The Federal Trade Commission and Office of the National Coordinator for Health Information Technology are collaborating to promote greater competition in health IT markets.
According to an Oct. 7 blog co-authored by Jodi Daniel, director of ONCs Office of Policy, health IT markets are not functioning as efficiently as they could be. This is problematic, Daniel says, as providers continue to migrate toward new business models that depend on health IT and health information exchange for quality measurement, analytics, population health management, and risk-based contracting.
In March, FTC held a two-day public workshop examining the challenges to healthcare competition which revealed a number of concerns. Among the concerns cited by participants at the workshop was a lack of transparency and comparability for health IT products and services, including accurate and complete information about costs and limitations. Without this information, health IT purchasers may find it difficult to exercise informed choice in the marketplace, despite the availability of competing products and services, states the blog.

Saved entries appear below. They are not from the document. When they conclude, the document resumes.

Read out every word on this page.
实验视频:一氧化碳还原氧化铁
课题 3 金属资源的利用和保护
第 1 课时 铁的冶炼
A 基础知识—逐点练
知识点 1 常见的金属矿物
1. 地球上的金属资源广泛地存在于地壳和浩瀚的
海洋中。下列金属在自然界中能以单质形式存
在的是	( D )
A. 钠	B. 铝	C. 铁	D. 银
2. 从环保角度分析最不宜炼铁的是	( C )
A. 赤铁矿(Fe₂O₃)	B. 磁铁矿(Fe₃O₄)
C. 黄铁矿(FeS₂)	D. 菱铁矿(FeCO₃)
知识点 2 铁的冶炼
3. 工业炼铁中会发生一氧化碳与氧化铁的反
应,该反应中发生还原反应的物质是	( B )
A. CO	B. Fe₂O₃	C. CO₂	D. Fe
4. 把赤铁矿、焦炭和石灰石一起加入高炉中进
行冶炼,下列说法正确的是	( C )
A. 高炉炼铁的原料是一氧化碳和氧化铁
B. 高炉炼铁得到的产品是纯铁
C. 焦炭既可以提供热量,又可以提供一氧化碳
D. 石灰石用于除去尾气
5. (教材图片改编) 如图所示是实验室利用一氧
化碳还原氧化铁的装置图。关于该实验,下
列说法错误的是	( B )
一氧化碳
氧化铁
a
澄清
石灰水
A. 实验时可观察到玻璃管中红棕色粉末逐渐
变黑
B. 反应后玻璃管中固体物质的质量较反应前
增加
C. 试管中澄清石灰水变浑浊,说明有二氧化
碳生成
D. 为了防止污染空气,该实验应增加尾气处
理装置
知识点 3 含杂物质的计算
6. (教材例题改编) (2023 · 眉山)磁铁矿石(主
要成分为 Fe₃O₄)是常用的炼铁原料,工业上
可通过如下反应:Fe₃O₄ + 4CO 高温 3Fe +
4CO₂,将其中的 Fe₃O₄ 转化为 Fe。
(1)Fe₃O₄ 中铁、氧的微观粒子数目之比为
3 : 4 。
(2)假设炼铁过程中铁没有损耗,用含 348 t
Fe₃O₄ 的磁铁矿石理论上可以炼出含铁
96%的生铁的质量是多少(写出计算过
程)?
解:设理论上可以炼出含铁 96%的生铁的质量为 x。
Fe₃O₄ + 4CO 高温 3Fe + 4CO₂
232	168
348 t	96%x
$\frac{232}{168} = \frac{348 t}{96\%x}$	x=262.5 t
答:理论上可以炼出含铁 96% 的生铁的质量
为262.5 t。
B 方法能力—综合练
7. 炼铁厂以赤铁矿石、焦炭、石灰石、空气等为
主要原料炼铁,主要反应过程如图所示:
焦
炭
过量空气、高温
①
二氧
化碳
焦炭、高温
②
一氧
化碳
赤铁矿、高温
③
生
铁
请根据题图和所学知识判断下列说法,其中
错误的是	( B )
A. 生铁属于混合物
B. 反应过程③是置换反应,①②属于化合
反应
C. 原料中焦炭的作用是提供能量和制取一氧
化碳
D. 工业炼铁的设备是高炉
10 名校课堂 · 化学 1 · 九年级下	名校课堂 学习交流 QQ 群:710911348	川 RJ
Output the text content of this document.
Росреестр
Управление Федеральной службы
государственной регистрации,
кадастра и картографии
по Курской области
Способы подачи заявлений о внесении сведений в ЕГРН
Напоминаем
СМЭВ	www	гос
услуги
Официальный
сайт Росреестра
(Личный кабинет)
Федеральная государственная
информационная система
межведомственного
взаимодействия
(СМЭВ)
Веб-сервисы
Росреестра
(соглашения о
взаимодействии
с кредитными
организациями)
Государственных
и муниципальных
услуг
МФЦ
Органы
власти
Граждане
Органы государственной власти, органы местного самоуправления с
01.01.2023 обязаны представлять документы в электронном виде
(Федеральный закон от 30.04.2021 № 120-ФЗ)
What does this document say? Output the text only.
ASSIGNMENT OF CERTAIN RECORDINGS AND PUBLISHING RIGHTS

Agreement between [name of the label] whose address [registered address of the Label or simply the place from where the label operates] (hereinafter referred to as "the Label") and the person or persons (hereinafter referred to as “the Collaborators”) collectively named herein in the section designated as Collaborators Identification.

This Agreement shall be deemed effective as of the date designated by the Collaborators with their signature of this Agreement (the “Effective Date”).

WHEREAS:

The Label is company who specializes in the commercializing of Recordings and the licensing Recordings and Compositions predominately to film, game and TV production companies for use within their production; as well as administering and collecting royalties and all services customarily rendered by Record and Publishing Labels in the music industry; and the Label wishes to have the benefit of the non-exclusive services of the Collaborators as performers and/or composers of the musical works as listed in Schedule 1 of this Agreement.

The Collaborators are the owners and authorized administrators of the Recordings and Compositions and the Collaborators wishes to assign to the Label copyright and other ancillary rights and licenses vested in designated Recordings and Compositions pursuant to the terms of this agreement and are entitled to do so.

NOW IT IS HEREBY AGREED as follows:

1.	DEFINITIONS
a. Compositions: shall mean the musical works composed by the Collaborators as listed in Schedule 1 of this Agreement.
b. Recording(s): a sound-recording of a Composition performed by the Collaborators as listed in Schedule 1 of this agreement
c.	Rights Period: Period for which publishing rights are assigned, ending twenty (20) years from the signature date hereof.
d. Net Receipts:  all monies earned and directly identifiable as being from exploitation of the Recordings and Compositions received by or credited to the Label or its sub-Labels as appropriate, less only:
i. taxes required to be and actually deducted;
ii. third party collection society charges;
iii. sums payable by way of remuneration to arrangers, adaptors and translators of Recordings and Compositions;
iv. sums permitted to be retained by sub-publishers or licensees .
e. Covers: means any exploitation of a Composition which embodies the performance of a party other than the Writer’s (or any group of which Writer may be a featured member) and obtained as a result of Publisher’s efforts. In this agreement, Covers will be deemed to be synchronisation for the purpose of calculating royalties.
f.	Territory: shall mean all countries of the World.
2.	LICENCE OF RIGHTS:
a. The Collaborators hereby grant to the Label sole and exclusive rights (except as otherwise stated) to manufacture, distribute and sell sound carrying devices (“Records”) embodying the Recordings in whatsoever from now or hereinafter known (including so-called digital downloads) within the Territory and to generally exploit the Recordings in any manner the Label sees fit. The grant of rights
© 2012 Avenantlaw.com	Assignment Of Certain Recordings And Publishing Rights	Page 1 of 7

There is also a lack of interoperability across health IT products and services, which may limit the potential of health IT and HIE to support improvements in health and care delivery. As market-based reforms shift provider incentives towards new care delivery models that reward quality and value, there is a risk that some providers may find themselves locked in to rigid technologies or information sharing networks, according to ONC. As a result, these providers may find it prohibitively expensive to switch to new technologies that offer superior value, capabilities, and opportunities for delivering higher quality and more efficient care.
Business practices that inhibit or block the electronic sharing or transfer of health information are also a concern, particularly developers or providers who restrict information exchange with users of other EHR products or HIE services. Such conduct could include policies or practices that prevent or make it difficult to establish connections (or interfaces) to other systems, states the blog. It could also include price or other contractual terms that limit data portability in the event that a provider decides to switch to a different health IT vendors product.
ONC says it intends to work more closely with FTC in the coming months to understand these and other competitive issues involving health IT. In consultation with FTC, ONC will formulate policies that advance patient care through competition and innovation, states the blog. Government policy may be able to improve transparency, promote interoperability, create incentives for quality, and reduce barriers to competition and innovation.